Before leaving you with one final story, it bears repeating that Petroski is a professor of engineering, which is to say a champion of innovation. As he puts it,
Yet were we not willing to try the untried, we would have no exciting new uses of architectural space, we would be forced to take ferries across many a river, and we would have no trans-Atlantic jet service. While the course of human nature appears to be to make mistakes, its determination appears to be to succeed.25
About 15 years ago, I worked with a cardiologist to put together a system to measure left ventricular pressure using a transducer-catheter system, which was significantly less expensive than the transducer-tipped catheters often used to study certain ventricular dynamics. I neglected to ensure we were sampling the acquired signal at the rate called for by sampling theory. The journal review caught the omission, and our funded study's output was for naught. No one was hurt, and the research data would not have been used clinically anyway. Besides being embarrassed, I was burdened by wondering what I could have done differently. After all, I had taken sampling theory into account in prior work. I finally came to the conclusion there was only one thing I could have done that I did not: I had not asked others to review my work. They might have missed it, too, but maybe not. So now I try very hard to remember to call for requirements and design reviews no matter what kind of system I'm developing or changing, whether technical or management. And because the next time the consequence could be worse than simple embarrassment, I share this story.

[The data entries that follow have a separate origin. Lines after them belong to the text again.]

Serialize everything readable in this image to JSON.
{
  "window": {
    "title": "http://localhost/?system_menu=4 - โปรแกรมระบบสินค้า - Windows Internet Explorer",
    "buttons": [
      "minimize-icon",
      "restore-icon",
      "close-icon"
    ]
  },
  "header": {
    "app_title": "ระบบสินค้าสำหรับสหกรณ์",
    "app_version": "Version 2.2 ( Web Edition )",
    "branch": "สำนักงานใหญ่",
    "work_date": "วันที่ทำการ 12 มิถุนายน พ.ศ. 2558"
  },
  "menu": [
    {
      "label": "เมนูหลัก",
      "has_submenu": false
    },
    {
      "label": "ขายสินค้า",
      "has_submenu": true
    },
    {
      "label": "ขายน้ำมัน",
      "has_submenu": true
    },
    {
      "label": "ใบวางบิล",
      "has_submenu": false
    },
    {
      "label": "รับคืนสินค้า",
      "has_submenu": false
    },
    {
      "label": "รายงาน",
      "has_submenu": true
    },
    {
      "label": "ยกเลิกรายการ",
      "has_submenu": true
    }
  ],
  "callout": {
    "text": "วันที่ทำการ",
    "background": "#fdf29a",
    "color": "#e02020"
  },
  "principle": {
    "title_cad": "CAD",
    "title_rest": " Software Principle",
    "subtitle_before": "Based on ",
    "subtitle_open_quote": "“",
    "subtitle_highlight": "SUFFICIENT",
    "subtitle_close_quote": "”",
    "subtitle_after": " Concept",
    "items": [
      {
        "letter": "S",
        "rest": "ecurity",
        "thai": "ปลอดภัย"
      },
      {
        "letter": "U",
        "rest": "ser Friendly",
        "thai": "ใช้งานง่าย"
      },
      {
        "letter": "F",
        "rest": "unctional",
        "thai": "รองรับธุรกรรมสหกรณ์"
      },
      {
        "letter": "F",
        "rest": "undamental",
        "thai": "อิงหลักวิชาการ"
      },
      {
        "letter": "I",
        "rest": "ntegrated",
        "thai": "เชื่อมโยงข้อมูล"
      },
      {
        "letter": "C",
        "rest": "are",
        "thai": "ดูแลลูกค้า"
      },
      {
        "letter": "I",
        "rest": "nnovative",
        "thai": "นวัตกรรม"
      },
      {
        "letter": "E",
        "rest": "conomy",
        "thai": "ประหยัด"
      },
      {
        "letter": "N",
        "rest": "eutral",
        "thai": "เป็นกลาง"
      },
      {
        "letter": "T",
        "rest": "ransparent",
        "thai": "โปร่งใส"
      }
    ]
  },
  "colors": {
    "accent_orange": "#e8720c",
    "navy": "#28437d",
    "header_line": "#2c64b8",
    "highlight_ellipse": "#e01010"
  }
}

I suggest that we engineers capture more stories like this, here in BI&T and elsewhere in the healthcare literature. We need to help our clinical colleagues understand the nature of systems change and the lessons that Petroski has tried to teach us. We should keep telling stories for as long as they happen. We need to listen, learn, and change our actions based on these stories. Yet, no matter how much we do that, and how many other potential stories we will have stopped in their tracks, we'll still have more to tell.
Author's Note: As this issue of BI&T was being finalized, another bridge collapse happened in Minneapolis. As we ponder what lessons can be learned from the tragedy, our thoughts go out to the victims and their families.
Richard Schrenker is the systems engineering manager in the Department of Biomedical Engineering at Massachusetts General Hospital, Boston, MA.